Exactly! [laughs] Even though what I really want is for my art to contribute to the good of the world somehow. I’m just such a useless person in general. I can’t really do anything except draw comics so I have to hope that the comics I do have some kind of positive effect. Of course I want to be famous and have some money, but it’s hard for me to get too ambitious about that. Unless I get a big surge of followers. [laughs]
You want to make art that will change the world, but you also have rent.

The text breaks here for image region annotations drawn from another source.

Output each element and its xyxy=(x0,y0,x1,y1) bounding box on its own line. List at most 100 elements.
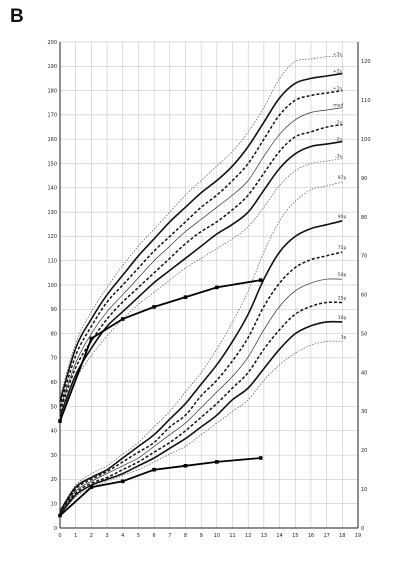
weight-curve-label: 10p xyxy=(338,315,347,321)
weight-curve-label: 75p xyxy=(338,245,347,251)
patient-data-point xyxy=(89,485,94,489)
y-left-tick-label: 140 xyxy=(47,186,57,192)
y-left-tick-label: 130 xyxy=(47,210,57,216)
x-tick-label: 10 xyxy=(214,533,220,539)
y-left-tick-label: 120 xyxy=(47,234,57,240)
x-tick-label: 12 xyxy=(245,533,251,539)
y-left-tick-label: 80 xyxy=(51,331,57,337)
height-reference-curve xyxy=(59,89,343,407)
x-tick-label: 9 xyxy=(200,533,203,539)
x-tick-label: 14 xyxy=(276,533,282,539)
height-reference-curve xyxy=(59,56,343,397)
y-left-tick-label: 160 xyxy=(47,137,57,143)
patient-data-point xyxy=(58,513,62,518)
y-right-tick-label: 50 xyxy=(361,331,367,337)
height-curve-label: +1s. xyxy=(333,86,343,92)
y-right-tick-label: 120 xyxy=(361,59,371,65)
height-reference-curve xyxy=(59,140,343,417)
patient-data-point xyxy=(58,419,62,423)
patient-data-point xyxy=(152,467,156,472)
chart-axes xyxy=(59,42,359,529)
height-curve-label: -1s. xyxy=(335,120,343,126)
y-right-tick-label: 70 xyxy=(361,254,367,260)
y-right-tick-label: 90 xyxy=(361,176,367,182)
weight-reference-curve xyxy=(59,220,343,512)
reference-curve-labels: +3s. +2s. +1s. med -1s. -2s. -3s. 97p 90p 75p 50p 2… xyxy=(333,52,347,341)
x-tick-label: 16 xyxy=(308,533,314,539)
y-left-tick-label: 70 xyxy=(51,356,57,362)
x-tick-label: 0 xyxy=(58,533,61,539)
x-tick-label: 8 xyxy=(184,533,187,539)
weight-reference-curve xyxy=(59,301,343,515)
y-left-tick-label: 60 xyxy=(51,380,57,386)
weight-curve-label: 90p xyxy=(338,214,347,220)
height-reference-curve xyxy=(59,72,343,402)
patient-data-point xyxy=(120,317,125,321)
y-left-tick-label: 110 xyxy=(47,259,57,265)
chart-grid xyxy=(59,41,359,529)
patient-data-point xyxy=(120,479,125,484)
x-tick-label: 1 xyxy=(74,533,77,539)
y-left-tick-label: 0 xyxy=(54,526,57,532)
x-tick-label: 2 xyxy=(90,533,93,539)
y-right-tick-label: 10 xyxy=(361,487,367,493)
y-right-tick-label: 60 xyxy=(361,293,367,299)
weight-curve-label: 25p xyxy=(338,295,347,301)
y-right-tick-label: 0 xyxy=(361,526,364,532)
x-tick-label: 13 xyxy=(261,533,267,539)
y-left-tick-label: 30 xyxy=(51,453,57,459)
reference-curves xyxy=(59,56,343,516)
y-left-tick-label: 150 xyxy=(47,161,57,167)
y-left-tick-label: 40 xyxy=(51,429,57,435)
y-right-tick-label: 40 xyxy=(361,370,367,376)
height-curve-label: -3s. xyxy=(335,154,343,160)
y-left-tick-label: 180 xyxy=(47,88,57,94)
weight-reference-curve xyxy=(59,278,343,514)
x-tick-label: 3 xyxy=(105,533,108,539)
patient-data-point xyxy=(89,336,94,341)
patient-data-point xyxy=(215,285,219,290)
patient-data-point xyxy=(258,456,263,460)
x-tick-label: 19 xyxy=(355,533,361,539)
weight-reference-curve xyxy=(59,181,343,511)
height-curve-label: +2s. xyxy=(333,69,343,75)
weight-curve-label: 97p xyxy=(338,175,347,181)
y-right-tick-label: 80 xyxy=(361,215,367,221)
x-tick-label: 7 xyxy=(168,533,171,539)
x-tick-label: 6 xyxy=(153,533,156,539)
height-reference-curve xyxy=(59,107,343,410)
x-tick-label: 17 xyxy=(323,533,329,539)
panel-label: B xyxy=(10,6,24,27)
y-right-tick-label: 100 xyxy=(361,137,371,143)
x-tick-label: 18 xyxy=(339,533,345,539)
tick-labels: 0 1 2 3 4 5 6 7 8 9 10 11 12 13 14 15 16 17 18 190102030405… xyxy=(47,40,370,539)
y-left-tick-label: 20 xyxy=(51,477,57,483)
weight-reference-curve xyxy=(59,340,343,516)
y-left-tick-label: 10 xyxy=(51,502,57,508)
y-right-tick-label: 110 xyxy=(361,98,371,104)
patient-data-point xyxy=(258,278,263,282)
height-reference-curve xyxy=(59,158,343,419)
y-left-tick-label: 90 xyxy=(51,307,57,313)
patient-data-point xyxy=(183,295,188,299)
height-curve-label: +3s. xyxy=(333,52,343,58)
weight-curve-label: 50p xyxy=(338,272,347,278)
x-tick-label: 4 xyxy=(121,533,124,539)
y-left-tick-label: 200 xyxy=(47,40,57,46)
y-left-tick-label: 50 xyxy=(51,404,57,410)
weight-reference-curve xyxy=(59,251,343,513)
height-curve-label: med xyxy=(333,103,343,109)
y-left-tick-label: 170 xyxy=(47,113,57,119)
y-left-tick-label: 100 xyxy=(47,283,57,289)
patient-data-point xyxy=(183,463,188,468)
height-curve-label: -2s. xyxy=(335,137,343,143)
x-tick-label: 15 xyxy=(292,533,298,539)
patient-data-point xyxy=(152,305,156,309)
y-left-tick-label: 190 xyxy=(47,64,57,70)
weight-reference-curve xyxy=(59,320,343,516)
patient-series xyxy=(58,278,263,518)
x-tick-label: 5 xyxy=(137,533,140,539)
y-right-tick-label: 30 xyxy=(361,409,367,415)
patient-data-point xyxy=(215,460,219,464)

Yeah. But maybe it is important to make art that doesn’t make money.
I loved the image in that comic about all the rooftops taken over by gardens.
I think about stuff like that. You could fill that space with gardens. I miss gardening from when I lived in the country. I’m sure there’s very boring and bureaucratic reasons why we can’t have gardens on every single rooftop, but it would be marvelous to have gardens everywhere. And also not to have cars. I feel like if anything should be illegal, cars should be illegal. My vision of the city is gardens everywhere and vehicles for only transporting goods and emergencies. Maybe buses.
You said before that you’d been blocked lately.
That’s something I always say, though. Every once in a while I’ll make an inspired comic, but between then I’m pretty blocked.
I was going to ask, do you usually feel that way when you finish a book?
No. This one is all short stories. Maybe a little bit? If I had finished a big graphic novel, I would be a little stuck, but I’m always doing short stories so it doesn’t seem that different. Although editing was difficult.
What made it difficult this time around?
I didn’t really feel like doing it. [laughs] I think in the past I was more driven. My ambition has flagged, I guess. When I put out The Voyeurs I thought, this book is going to propel me into the wider world of literature. I don’t know. All my books have done pretty well. Each one has done just a little better than the one before. I do think this is my best book, but I also felt, here’s another book. It’s a shame that it came out on the day we all went into lockdown. [laughs]
I am concerned that because of the quarantine this book is probably selling very badly and not doing well. It’s a rough time and it’s going to get worse. I mean, comics are so precarious anyway. If we had to throw everything out, comics are maybe one of the first things that would have to go. But everyone is reading comics on the internet now, so who knows? Maybe something will remain. I’m resilient. That’s one thing cartoonists have. We’re fragile yet resilient at the same time.